Dr. Newsha Ajami of Stanford University gave the talk “Harnessing the Digital Revolution to Assessing Water Use Dynamics Under Climatic Stressors and Policy Regimes” on December 13. Using change point detection methodology, she examined various drivers that affect customer-level water demand based on emerging data sources.

Highlights icon next to Michael’s portrait

Meet a Data Scientist

Computer scientist Michael Ward strives to improve the world in any way he can. “My motivation is often driven by making things better, whether fixing something that’s broken, providing a better experience for a user, or refining something to be more capable or stable,” he explains. Ward works in LLNL’s Global Security Computing Applications Division on data science projects involving geospatial intelligence, object detection, and imagery processing. Before joining the Lab in 2018, Ward built software for sales training, banking, inventory, and telecommunications. He also taught college-level computer science for four years, and says the experience of finding ways to convey complex ideas and technologies to others has come in handy at the Lab. Ward earned bachelor’s and master’s degrees from the University of South Alabama.

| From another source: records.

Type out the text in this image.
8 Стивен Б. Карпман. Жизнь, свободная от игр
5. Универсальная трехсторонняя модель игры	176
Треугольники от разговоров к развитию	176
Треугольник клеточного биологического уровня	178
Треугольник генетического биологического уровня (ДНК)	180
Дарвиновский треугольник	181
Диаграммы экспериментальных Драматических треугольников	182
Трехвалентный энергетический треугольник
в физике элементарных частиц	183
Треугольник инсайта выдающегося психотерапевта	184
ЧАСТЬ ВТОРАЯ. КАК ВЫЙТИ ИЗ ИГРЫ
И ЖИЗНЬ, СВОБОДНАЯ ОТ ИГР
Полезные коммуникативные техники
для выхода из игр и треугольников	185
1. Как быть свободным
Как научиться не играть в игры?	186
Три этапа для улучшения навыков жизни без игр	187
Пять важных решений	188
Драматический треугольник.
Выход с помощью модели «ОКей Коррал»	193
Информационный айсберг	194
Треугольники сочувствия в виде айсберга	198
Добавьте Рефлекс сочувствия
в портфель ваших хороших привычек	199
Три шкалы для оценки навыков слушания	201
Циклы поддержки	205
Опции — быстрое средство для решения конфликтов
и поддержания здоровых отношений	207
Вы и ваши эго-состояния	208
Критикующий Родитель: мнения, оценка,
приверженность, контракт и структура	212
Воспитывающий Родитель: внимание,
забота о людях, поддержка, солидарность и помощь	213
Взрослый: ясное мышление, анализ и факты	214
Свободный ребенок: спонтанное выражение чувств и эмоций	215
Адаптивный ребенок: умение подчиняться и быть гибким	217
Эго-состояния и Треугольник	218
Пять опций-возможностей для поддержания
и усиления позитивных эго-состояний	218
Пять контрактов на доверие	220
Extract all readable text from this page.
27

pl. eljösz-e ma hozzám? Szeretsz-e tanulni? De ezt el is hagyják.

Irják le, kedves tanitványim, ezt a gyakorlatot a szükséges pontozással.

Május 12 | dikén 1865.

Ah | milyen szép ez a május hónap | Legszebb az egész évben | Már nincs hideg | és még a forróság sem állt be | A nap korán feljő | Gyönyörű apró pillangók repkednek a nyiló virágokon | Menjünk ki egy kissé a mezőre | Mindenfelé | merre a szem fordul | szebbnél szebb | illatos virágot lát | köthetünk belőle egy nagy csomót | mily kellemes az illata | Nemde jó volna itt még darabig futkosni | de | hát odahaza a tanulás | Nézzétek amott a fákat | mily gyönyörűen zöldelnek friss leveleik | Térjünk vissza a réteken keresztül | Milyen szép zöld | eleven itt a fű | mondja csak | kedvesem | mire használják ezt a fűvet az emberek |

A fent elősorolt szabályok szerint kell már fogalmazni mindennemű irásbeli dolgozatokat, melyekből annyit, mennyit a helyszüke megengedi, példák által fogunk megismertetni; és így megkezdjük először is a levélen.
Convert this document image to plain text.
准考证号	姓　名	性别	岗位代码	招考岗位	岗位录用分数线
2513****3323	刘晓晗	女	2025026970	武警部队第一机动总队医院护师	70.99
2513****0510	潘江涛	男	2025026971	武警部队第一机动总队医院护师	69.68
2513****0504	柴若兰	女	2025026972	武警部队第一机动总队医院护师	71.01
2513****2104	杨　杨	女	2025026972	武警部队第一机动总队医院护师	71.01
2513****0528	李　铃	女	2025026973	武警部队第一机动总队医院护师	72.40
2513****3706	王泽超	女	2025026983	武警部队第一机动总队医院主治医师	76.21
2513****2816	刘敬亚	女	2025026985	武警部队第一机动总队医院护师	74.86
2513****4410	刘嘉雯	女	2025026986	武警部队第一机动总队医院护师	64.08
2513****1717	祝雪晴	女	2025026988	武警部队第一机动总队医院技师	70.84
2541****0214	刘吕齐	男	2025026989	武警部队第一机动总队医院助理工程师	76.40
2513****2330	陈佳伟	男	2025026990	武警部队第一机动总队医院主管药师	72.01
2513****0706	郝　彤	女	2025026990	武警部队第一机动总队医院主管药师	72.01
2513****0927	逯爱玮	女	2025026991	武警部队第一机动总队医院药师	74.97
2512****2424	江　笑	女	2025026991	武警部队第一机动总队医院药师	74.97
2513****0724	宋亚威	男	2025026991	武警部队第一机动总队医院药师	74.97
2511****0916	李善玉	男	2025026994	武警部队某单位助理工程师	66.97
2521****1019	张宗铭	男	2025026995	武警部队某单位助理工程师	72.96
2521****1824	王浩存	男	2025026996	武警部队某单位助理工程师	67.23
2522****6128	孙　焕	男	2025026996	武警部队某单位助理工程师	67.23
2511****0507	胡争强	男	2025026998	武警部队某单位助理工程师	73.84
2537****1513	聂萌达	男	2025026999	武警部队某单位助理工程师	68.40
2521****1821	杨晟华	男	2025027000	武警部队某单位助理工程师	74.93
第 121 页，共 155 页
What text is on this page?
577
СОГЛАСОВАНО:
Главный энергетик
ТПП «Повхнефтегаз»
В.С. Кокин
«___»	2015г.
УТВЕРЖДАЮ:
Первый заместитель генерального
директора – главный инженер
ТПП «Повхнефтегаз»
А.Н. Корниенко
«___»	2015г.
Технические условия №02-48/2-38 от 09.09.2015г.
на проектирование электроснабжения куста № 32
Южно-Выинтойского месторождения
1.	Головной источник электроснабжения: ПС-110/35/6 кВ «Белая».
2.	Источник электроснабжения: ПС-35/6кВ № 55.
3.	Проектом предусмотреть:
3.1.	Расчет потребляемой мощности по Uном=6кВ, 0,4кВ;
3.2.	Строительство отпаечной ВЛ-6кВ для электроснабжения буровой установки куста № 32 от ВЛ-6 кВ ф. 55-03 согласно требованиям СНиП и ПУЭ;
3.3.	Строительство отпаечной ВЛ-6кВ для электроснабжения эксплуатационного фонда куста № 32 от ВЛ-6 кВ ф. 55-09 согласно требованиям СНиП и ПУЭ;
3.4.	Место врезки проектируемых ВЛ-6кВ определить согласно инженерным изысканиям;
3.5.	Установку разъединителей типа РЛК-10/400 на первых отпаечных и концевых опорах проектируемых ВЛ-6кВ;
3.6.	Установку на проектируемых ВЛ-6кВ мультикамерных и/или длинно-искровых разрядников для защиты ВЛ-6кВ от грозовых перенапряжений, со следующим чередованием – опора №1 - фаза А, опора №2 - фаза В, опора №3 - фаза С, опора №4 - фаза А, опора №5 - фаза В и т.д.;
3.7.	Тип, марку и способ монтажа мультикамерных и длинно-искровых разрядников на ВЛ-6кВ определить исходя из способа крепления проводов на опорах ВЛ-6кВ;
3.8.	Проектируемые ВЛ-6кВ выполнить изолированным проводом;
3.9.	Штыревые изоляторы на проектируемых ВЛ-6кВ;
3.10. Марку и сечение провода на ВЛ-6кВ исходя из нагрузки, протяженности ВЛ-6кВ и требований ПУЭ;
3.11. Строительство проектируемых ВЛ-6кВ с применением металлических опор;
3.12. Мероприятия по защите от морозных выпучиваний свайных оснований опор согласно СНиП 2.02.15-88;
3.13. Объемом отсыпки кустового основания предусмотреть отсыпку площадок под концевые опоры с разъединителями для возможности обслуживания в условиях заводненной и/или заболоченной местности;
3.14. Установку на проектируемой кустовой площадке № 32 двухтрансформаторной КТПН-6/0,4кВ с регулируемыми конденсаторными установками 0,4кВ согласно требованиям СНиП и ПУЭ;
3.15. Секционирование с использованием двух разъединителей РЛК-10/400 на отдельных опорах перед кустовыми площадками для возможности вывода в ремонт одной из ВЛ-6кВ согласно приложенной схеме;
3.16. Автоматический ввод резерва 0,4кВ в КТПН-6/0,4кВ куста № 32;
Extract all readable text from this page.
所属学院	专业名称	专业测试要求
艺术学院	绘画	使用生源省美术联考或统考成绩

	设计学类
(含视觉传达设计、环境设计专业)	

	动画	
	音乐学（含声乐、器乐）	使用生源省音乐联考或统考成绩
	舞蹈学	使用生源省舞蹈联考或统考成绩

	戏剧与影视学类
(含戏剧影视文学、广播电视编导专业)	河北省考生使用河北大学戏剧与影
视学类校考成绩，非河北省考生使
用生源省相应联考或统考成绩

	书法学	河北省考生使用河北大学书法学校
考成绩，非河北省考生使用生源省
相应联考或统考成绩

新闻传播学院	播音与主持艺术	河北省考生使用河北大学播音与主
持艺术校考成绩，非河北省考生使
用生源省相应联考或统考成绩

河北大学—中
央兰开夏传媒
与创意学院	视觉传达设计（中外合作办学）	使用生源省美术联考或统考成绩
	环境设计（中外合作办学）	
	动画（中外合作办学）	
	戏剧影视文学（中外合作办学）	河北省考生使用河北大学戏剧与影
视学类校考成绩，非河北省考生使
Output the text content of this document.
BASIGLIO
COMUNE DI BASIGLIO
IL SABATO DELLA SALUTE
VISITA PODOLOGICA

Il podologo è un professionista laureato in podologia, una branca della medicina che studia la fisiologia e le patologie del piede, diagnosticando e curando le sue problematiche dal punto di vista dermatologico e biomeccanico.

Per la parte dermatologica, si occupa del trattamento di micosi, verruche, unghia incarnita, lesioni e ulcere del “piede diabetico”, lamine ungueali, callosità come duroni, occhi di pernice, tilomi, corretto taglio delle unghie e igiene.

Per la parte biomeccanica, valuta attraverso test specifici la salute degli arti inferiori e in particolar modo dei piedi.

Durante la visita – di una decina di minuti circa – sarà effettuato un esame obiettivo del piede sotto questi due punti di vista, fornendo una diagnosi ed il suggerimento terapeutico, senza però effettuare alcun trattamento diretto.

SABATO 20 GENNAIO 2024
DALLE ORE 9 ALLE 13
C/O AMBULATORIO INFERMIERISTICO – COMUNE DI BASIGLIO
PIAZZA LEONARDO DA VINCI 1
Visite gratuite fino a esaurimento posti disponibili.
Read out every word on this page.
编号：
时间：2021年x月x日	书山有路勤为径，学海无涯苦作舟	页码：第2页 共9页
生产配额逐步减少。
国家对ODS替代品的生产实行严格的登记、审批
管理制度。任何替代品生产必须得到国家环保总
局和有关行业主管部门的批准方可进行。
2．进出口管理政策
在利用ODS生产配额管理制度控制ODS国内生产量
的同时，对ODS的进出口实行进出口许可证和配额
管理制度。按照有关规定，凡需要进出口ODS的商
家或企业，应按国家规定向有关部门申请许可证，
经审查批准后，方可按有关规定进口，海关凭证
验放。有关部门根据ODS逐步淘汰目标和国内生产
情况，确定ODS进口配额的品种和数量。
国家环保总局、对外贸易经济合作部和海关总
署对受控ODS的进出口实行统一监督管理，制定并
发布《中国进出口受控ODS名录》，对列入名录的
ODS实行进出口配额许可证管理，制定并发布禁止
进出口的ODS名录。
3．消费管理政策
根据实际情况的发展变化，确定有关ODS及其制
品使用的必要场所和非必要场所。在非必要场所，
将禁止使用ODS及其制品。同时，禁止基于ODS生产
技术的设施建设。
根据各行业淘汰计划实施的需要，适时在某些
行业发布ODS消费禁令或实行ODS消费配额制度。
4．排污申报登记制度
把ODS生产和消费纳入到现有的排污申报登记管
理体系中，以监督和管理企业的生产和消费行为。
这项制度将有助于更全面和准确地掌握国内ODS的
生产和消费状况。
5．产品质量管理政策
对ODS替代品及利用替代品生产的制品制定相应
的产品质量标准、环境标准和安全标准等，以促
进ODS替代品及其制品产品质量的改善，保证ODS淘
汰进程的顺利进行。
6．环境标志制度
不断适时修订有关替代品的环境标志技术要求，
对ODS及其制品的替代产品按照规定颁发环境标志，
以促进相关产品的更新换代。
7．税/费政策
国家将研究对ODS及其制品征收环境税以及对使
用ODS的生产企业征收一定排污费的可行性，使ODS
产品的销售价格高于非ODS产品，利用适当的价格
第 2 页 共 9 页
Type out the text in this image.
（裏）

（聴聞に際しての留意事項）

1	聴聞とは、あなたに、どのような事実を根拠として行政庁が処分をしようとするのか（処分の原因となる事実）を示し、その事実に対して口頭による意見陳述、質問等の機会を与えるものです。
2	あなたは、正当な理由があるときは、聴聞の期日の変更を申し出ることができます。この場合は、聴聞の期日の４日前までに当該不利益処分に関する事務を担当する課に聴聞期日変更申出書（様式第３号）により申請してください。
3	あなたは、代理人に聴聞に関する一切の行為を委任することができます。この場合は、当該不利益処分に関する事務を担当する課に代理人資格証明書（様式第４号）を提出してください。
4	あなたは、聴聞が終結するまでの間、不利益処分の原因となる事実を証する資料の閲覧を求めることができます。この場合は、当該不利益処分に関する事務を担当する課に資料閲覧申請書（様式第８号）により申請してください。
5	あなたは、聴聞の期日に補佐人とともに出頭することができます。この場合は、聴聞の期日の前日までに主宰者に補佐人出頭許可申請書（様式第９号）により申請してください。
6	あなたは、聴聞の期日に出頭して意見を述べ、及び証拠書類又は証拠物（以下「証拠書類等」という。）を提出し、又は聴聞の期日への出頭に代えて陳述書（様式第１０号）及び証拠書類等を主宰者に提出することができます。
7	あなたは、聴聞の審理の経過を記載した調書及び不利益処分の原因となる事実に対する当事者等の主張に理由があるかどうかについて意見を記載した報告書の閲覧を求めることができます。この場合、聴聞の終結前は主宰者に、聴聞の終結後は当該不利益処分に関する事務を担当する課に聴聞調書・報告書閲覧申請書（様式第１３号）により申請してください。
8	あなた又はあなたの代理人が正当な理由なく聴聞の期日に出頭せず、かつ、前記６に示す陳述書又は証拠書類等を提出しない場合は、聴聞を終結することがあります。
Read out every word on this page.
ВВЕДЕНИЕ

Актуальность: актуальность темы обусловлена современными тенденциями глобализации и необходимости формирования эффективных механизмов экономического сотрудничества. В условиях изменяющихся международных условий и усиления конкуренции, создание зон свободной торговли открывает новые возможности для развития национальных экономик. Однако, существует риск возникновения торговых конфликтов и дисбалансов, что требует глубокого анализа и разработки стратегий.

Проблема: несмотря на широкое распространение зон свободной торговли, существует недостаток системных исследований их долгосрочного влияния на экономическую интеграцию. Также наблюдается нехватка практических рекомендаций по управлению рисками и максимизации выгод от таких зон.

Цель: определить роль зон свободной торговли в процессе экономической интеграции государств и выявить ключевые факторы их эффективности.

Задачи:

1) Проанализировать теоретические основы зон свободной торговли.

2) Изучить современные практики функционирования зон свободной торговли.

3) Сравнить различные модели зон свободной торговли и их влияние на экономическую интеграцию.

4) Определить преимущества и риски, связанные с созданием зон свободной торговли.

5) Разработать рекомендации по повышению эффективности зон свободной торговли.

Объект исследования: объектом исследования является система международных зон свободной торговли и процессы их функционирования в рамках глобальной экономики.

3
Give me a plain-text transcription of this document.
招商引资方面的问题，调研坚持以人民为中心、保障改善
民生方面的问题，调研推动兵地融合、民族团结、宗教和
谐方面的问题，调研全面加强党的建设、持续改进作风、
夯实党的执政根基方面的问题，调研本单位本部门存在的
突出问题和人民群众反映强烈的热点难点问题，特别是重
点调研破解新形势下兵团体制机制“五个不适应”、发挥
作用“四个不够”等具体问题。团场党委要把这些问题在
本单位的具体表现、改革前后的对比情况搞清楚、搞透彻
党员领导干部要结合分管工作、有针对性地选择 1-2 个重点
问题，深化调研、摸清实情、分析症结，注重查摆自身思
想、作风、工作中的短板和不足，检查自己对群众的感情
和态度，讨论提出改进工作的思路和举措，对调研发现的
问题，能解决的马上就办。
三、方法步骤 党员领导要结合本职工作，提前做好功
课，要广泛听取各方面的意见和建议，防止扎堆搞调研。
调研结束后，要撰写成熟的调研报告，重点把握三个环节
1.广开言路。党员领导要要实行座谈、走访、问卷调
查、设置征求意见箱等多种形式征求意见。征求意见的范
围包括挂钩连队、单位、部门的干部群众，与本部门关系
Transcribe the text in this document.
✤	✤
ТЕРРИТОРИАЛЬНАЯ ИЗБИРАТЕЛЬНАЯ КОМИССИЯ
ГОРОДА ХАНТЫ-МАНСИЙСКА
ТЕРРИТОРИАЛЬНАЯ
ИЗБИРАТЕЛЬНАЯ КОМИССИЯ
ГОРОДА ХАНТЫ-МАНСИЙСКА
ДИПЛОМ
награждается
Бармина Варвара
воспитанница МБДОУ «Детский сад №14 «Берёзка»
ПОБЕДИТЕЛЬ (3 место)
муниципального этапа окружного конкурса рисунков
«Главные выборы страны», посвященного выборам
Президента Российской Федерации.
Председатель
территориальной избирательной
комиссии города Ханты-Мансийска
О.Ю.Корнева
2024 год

Save the Date: WiDS on March 7

For the fifth consecutive year, Women in Data Science (WiDS) Livermore will return (virtually) on Monday, March 7 to coincide with the annual worldwide conference hosted by Stanford University. New this year for Livermore will be workshops and a tie-in with the Computing hackathon. The event will also feature a “fireside chat” conversation between Kim Budil, LLNL’s first woman director, and Jessie Gaylord, leader of LLNL’s Global Security Computing Applications Division.

The next DSI newsletter volume will include the registration link, agenda, and other details about how to participate. Marisa Torres serves as the Lab’s WiDS ambassador and leads the organization team of Holly Auten, Jennifer Bellig, Cindy Gonzales, Anna Poon, Amar Saini, and Mary Silva. WiDS Livermore is free, open to everyone, and co-sponsored by the DSI and the Lab’s Office of Strategic Diversity and Inclusion Programs.

Student Internship Application Deadline

A new year ushers in a new cycle of summer internships. The Data Science Summer Institute (DSSI) application window is open until January 31. This summer’s program will run for 12 weeks and is open to both undergraduate and graduate students. Visit the DSSI website for information about how to apply, including a list of FAQs.